这是一项前瞻性随机研究。将 ASD 患儿随机分为两组,分别接受丙泊酚/右美托咪定或丙泊酚/氯胺酮。右美托咪定组在 10 分钟内静脉输注右美托咪定 1μg/kg和丙泊酚 2.0-2.5mg/kg 进行诱导,然后静脉输注右美托咪定 0.5μg/kg/h和丙泊酚 4-6mg/kg/h维持。在氯胺酮组中,患者接受相同剂量的丙泊酚和氯胺酮 1mg/kg 诱导,然后以 0.5mg/kg/h 的剂量输注维持。该程序使用透视和经食管超声心动图进行。在诱导前、插管后 1 和 5 分钟、此后每 10 分钟以及研究药物盲法拔除导管后,记录血流动力学数据、呼吸频率和氧饱和度。通过改良 Steward 评分评估恢复时间,主要结果;评分>或=6 表示患者清醒或对言语刺激有反应,有目的的运动活动,且能按指令咳嗽。记录达到改良 Steward 评分>或=6 的时间。次要结果是对血流动力学变量的影响。肌酸激酶脑型亚单位、肌红蛋白、心肌肌钙蛋白 I 和脑利钠肽是测量的生化变量。在手术后的第二个小时,患者在重症监护病房接受呼吸(氧状态变化)和血流动力学不良事件(心率变化、血压变化)的监测。
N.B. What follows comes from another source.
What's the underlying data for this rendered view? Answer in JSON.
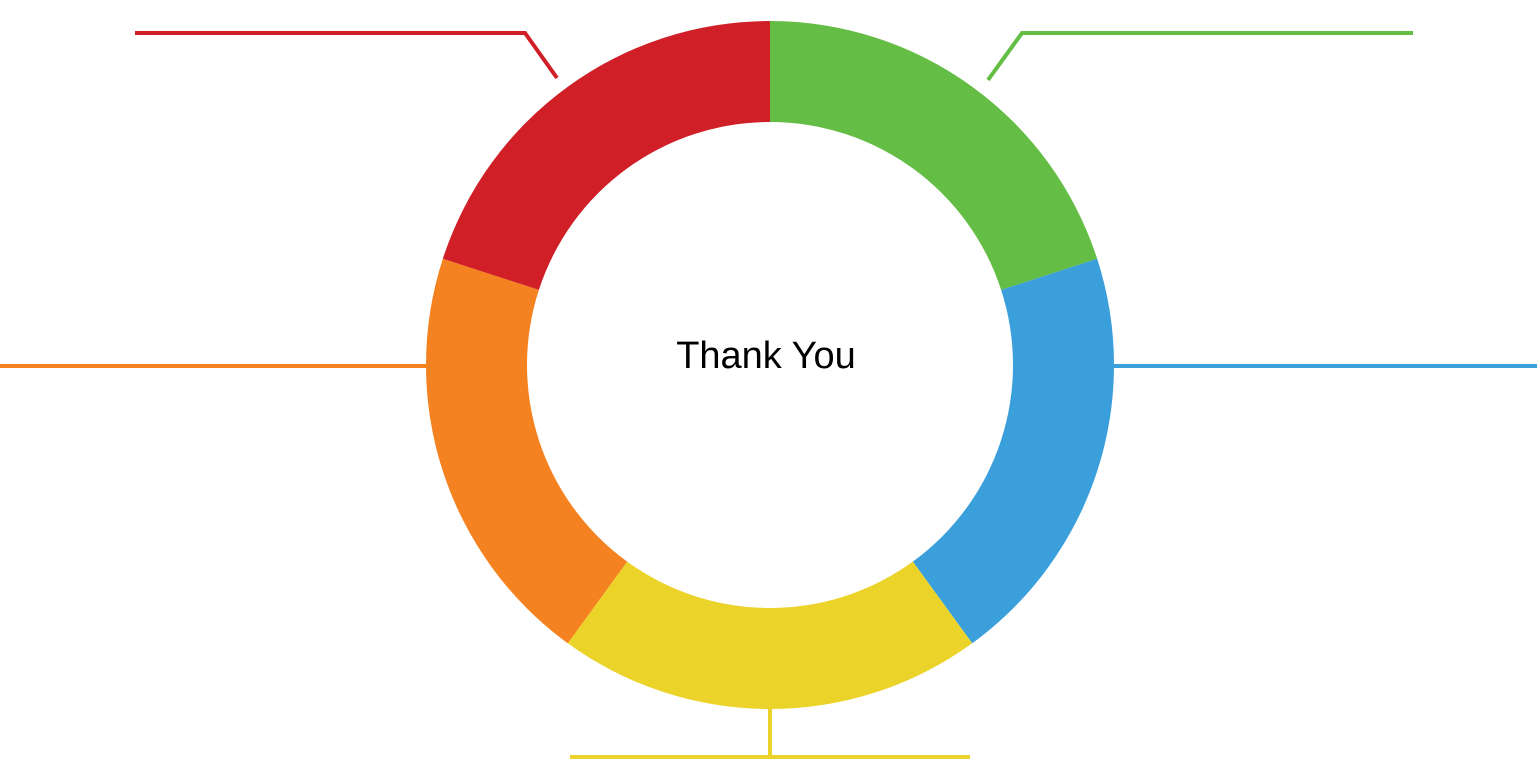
{
  "center_text": "Thank You"
}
每组各有 9 例患者被随机分配至丙泊酚/右美托咪定和丙泊酚/氯胺酮组。两组患者的人口统计学和临床参数无显著差异。在右美托咪定组中,5 例患者为男性,平均(SD)年龄为 12.5(10.4)岁,平均体重为 40.8(27.8)kg。在氯胺酮组中,3 例患者为男性,平均年龄为 10.1(4.5)岁,平均体重为 30.0(15.2)kg。氯胺酮组的恢复时间明显长于右美托咪定组(10.5[3.4]比 5.7[0.8]分钟;P=0.01)。在任何研究期间,两组的收缩压和舒张压值均无显著差异。插管后 5 分钟(106.6比 84.2 次/分)、10 分钟(111.8比 87.4 次/分)、30 分钟(110.0比 89.6 次/分)和拔管后(126.8比 92.2 次/分),氯胺酮组的心率值显著升高(所有 P<0.05)。在右美托咪定组中,1 例患者出现寒战,1 例患者出现恶心;在氯胺酮组中,1 例患者出现恶心。在任何患者中均未观察到呼吸抑制或严重低血压(即,>20%基线变化或需要干预)。氯胺酮组中有 1 例患者出现激动。
在这项小型研究中,丙泊酚与右美托咪定或氯胺酮联合应用于需要 ASD 封堵术的儿科患者中均耐受良好。右美托咪定组的恢复期明显较短。